I visited Penjaringan frequently to introduce people to Mercy Corps’ projects there. Working with a committee of leaders in neighborhood 12, Mercy Corps coordinated the community in building a pipe system that brought water to households at a much more affordable rate and higher quality than they had access to before.

After the fire — which started on Sunday at noon from an electrical problem in one of the houses — the neighborhood is a burned out shell, smoking and covered with ash. The Indonesian Red Cross estimates that more than 1,000 houses were destroyed, which made at least 5,700 people suddenly homeless. The neighborhood office, where I had sat many times with visitors listening to the explanation of the project, was reduced to unsteady grey walls and a floor covered with rubble.

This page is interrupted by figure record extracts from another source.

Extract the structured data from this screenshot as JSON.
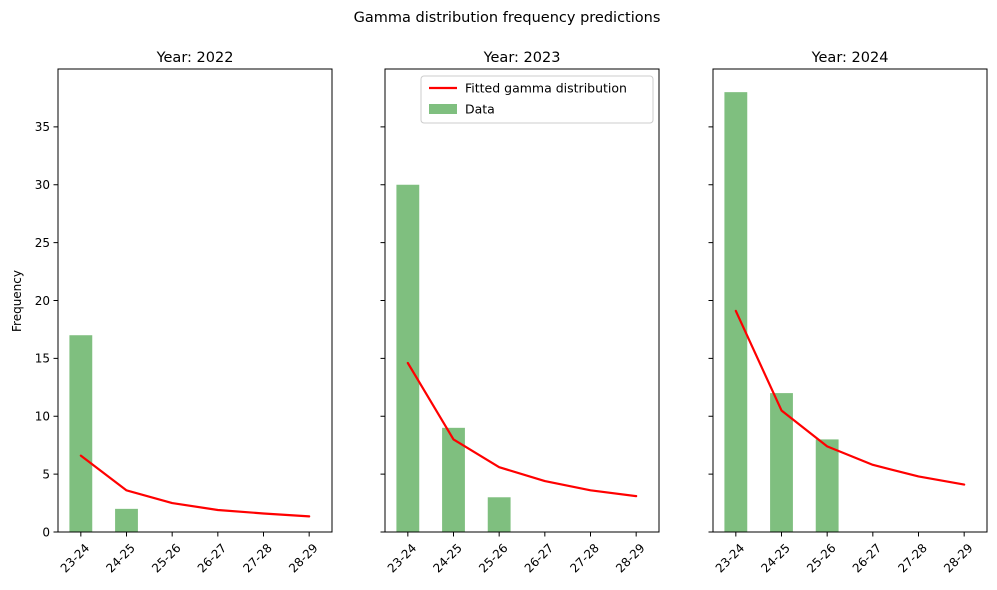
{
  "chart_data": {
    "suptitle": "Gamma distribution frequency predictions",
    "ylabel": "Frequency",
    "ylim": [
      0,
      40
    ],
    "yticks": [
      0,
      5,
      10,
      15,
      20,
      25,
      30,
      35
    ],
    "categories": [
      "23-24",
      "24-25",
      "25-26",
      "26-27",
      "27-28",
      "28-29"
    ],
    "legend": {
      "placement": "upper-right",
      "panel": 1,
      "entries": [
        {
          "label": "Fitted gamma distribution",
          "kind": "line",
          "color": "#ff0000"
        },
        {
          "label": "Data",
          "kind": "bar",
          "color": "#7fbf7f"
        }
      ]
    },
    "panels": [
      {
        "type": "bar+line",
        "title": "Year: 2022",
        "bars": [
          17,
          2,
          0,
          0,
          0,
          0
        ],
        "fit": [
          6.6,
          3.6,
          2.5,
          1.9,
          1.6,
          1.35
        ]
      },
      {
        "type": "bar+line",
        "title": "Year: 2023",
        "bars": [
          30,
          9,
          3,
          0,
          0,
          0
        ],
        "fit": [
          14.6,
          8.0,
          5.6,
          4.4,
          3.6,
          3.1
        ]
      },
      {
        "type": "bar+line",
        "title": "Year: 2024",
        "bars": [
          38,
          12,
          8,
          0,
          0,
          0
        ],
        "fit": [
          19.1,
          10.5,
          7.4,
          5.8,
          4.8,
          4.1
        ]
      }
    ]
  },
  "colors": {
    "bar": "#7fbf7f",
    "fit_line": "#ff0000",
    "axes": "#000000"
  }
}
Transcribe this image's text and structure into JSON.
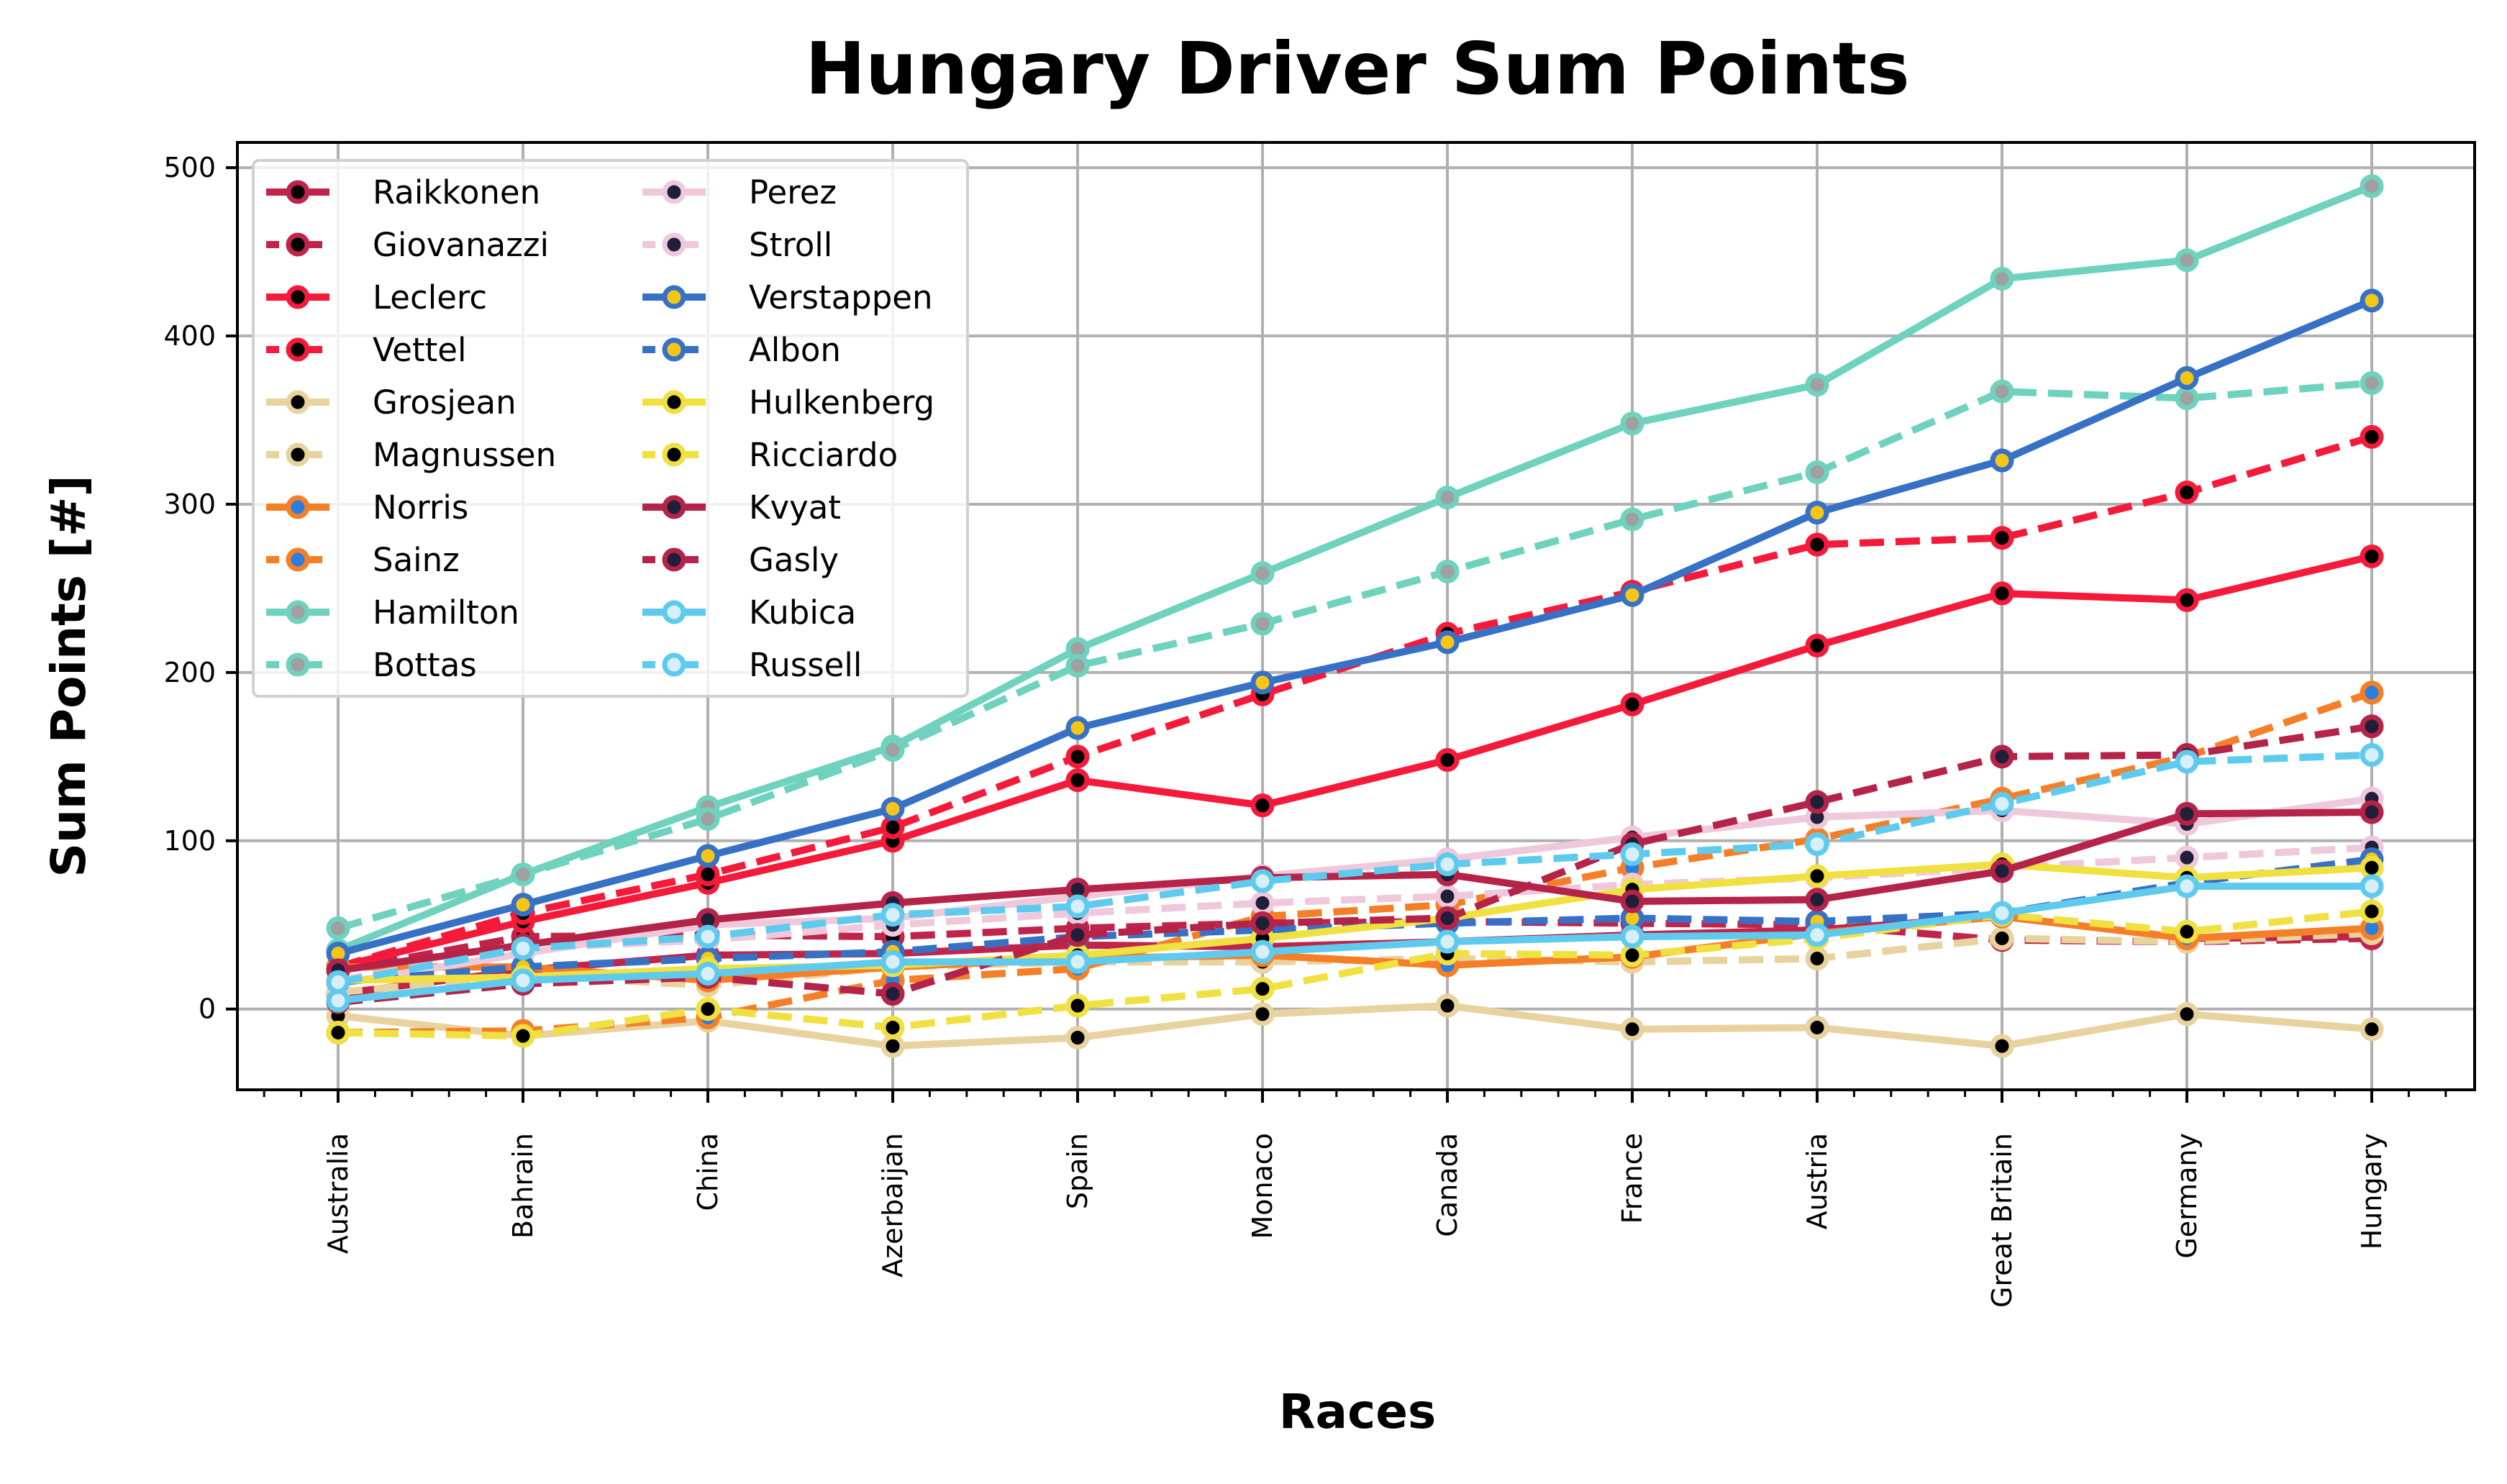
{
  "chart_data": {
    "type": "line",
    "title": "Hungary Driver Sum Points",
    "xlabel": "Races",
    "ylabel": "Sum Points [#]",
    "categories": [
      "Australia",
      "Bahrain",
      "China",
      "Azerbaijan",
      "Spain",
      "Monaco",
      "Canada",
      "France",
      "Austria",
      "Great Britain",
      "Germany",
      "Hungary"
    ],
    "yticks": [
      0,
      100,
      200,
      300,
      400,
      500
    ],
    "ylim": [
      -48,
      515
    ],
    "grid": true,
    "legend_position": "top-left",
    "series": [
      {
        "name": "Raikkonen",
        "style": "solid",
        "color": "#c1244a",
        "marker_fill": "#000000",
        "values": [
          9,
          23,
          32,
          33,
          38,
          37,
          40,
          44,
          47,
          55,
          42,
          43
        ]
      },
      {
        "name": "Giovanazzi",
        "style": "dashed",
        "color": "#c1244a",
        "marker_fill": "#000000",
        "values": [
          23,
          43,
          44,
          43,
          48,
          51,
          52,
          51,
          50,
          41,
          40,
          42
        ]
      },
      {
        "name": "Leclerc",
        "style": "solid",
        "color": "#f51a3a",
        "marker_fill": "#000000",
        "values": [
          25,
          52,
          75,
          100,
          136,
          121,
          148,
          181,
          216,
          247,
          243,
          269
        ]
      },
      {
        "name": "Vettel",
        "style": "dashed",
        "color": "#f51a3a",
        "marker_fill": "#000000",
        "values": [
          25,
          57,
          80,
          108,
          150,
          187,
          223,
          248,
          276,
          280,
          307,
          340
        ]
      },
      {
        "name": "Grosjean",
        "style": "solid",
        "color": "#e8d29e",
        "marker_fill": "#000000",
        "values": [
          -4,
          -16,
          -7,
          -22,
          -17,
          -3,
          2,
          -12,
          -11,
          -22,
          -3,
          -12
        ]
      },
      {
        "name": "Magnussen",
        "style": "dashed",
        "color": "#e8d29e",
        "marker_fill": "#000000",
        "values": [
          10,
          20,
          14,
          25,
          28,
          28,
          30,
          28,
          30,
          42,
          40,
          45
        ]
      },
      {
        "name": "Norris",
        "style": "solid",
        "color": "#f57f27",
        "marker_fill": "#2a7fde",
        "values": [
          25,
          25,
          17,
          25,
          30,
          32,
          26,
          31,
          45,
          55,
          42,
          48
        ]
      },
      {
        "name": "Sainz",
        "style": "dashed",
        "color": "#f57f27",
        "marker_fill": "#2a7fde",
        "values": [
          -14,
          -13,
          -5,
          17,
          24,
          55,
          62,
          84,
          101,
          125,
          150,
          188
        ]
      },
      {
        "name": "Hamilton",
        "style": "solid",
        "color": "#6ed2be",
        "marker_fill": "#a0a0a0",
        "values": [
          35,
          80,
          120,
          156,
          214,
          259,
          304,
          348,
          371,
          434,
          445,
          489
        ]
      },
      {
        "name": "Bottas",
        "style": "dashed",
        "color": "#6ed2be",
        "marker_fill": "#a0a0a0",
        "values": [
          48,
          80,
          113,
          154,
          204,
          229,
          260,
          291,
          319,
          367,
          363,
          372
        ]
      },
      {
        "name": "Perez",
        "style": "solid",
        "color": "#f0c8dc",
        "marker_fill": "#1f1f3a",
        "values": [
          15,
          33,
          50,
          54,
          67,
          79,
          89,
          102,
          114,
          118,
          110,
          125
        ]
      },
      {
        "name": "Stroll",
        "style": "dashed",
        "color": "#f0c8dc",
        "marker_fill": "#1f1f3a",
        "values": [
          17,
          36,
          41,
          50,
          57,
          63,
          67,
          74,
          78,
          84,
          90,
          96
        ]
      },
      {
        "name": "Verstappen",
        "style": "solid",
        "color": "#3671c6",
        "marker_fill": "#f5c518",
        "values": [
          33,
          62,
          91,
          119,
          167,
          194,
          218,
          246,
          295,
          326,
          375,
          421
        ]
      },
      {
        "name": "Albon",
        "style": "dashed",
        "color": "#3671c6",
        "marker_fill": "#f5c518",
        "values": [
          16,
          25,
          30,
          34,
          43,
          47,
          51,
          54,
          52,
          57,
          75,
          89
        ]
      },
      {
        "name": "Hulkenberg",
        "style": "solid",
        "color": "#f0e040",
        "marker_fill": "#000000",
        "values": [
          17,
          19,
          24,
          26,
          32,
          42,
          54,
          71,
          79,
          86,
          78,
          84
        ]
      },
      {
        "name": "Ricciardo",
        "style": "dashed",
        "color": "#f0e040",
        "marker_fill": "#000000",
        "values": [
          -14,
          -16,
          0,
          -11,
          2,
          12,
          33,
          32,
          42,
          56,
          46,
          58
        ]
      },
      {
        "name": "Kvyat",
        "style": "solid",
        "color": "#b52348",
        "marker_fill": "#1f1f3a",
        "values": [
          23,
          38,
          53,
          63,
          71,
          78,
          80,
          64,
          65,
          82,
          116,
          117
        ]
      },
      {
        "name": "Gasly",
        "style": "dashed",
        "color": "#b52348",
        "marker_fill": "#1f1f3a",
        "values": [
          4,
          15,
          19,
          9,
          44,
          51,
          54,
          98,
          123,
          150,
          151,
          168
        ]
      },
      {
        "name": "Kubica",
        "style": "solid",
        "color": "#5ecbee",
        "marker_fill": "#d8eef8",
        "values": [
          5,
          17,
          21,
          28,
          28,
          34,
          40,
          43,
          44,
          57,
          73,
          73
        ]
      },
      {
        "name": "Russell",
        "style": "dashed",
        "color": "#5ecbee",
        "marker_fill": "#d8eef8",
        "values": [
          16,
          36,
          43,
          56,
          61,
          76,
          86,
          92,
          98,
          122,
          147,
          151
        ]
      }
    ]
  }
}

From the top of the water tower Mercy Corps built, next to a water tank that bubbled from the heat, we could survey the extent of the damage: a whole neighborhood of houses, roofless and still smoking, acrid with the smell of burned possessions.

Time and again, as we walked through the neighborhood, we met members of the committee or households that participated in the project.

“And your house?” I asked them, after they greeted us warmly.

“Gone!” Each of them said.

“And your things?”

“Gone!” They all smiled, as though it were nothing to be walking around the crumbled remains of their once colorful, crowded houses.

“I’m so sorry,” I said.

“It’s nothing,” they answered, and went back to picking through the rubble, carrying out what could be salvaged, knocking down dangerously leaning structures. I didn’t see anyone sitting, or sobbing, or in despair. Everyone was working to restart.

Mercy Corps is already working with the neighborhood leaders to adapt the water system for the emergency needs of the more than 5,700 displaced people, and will give out basic kits with water containers and hygiene supplies to the homeless families.

“The people who had houses here,” a committee member told us, “they will stay. They will clean it, and then they will come back with a tent and sleep here, and when they can get together some money, they will start to rebuild.”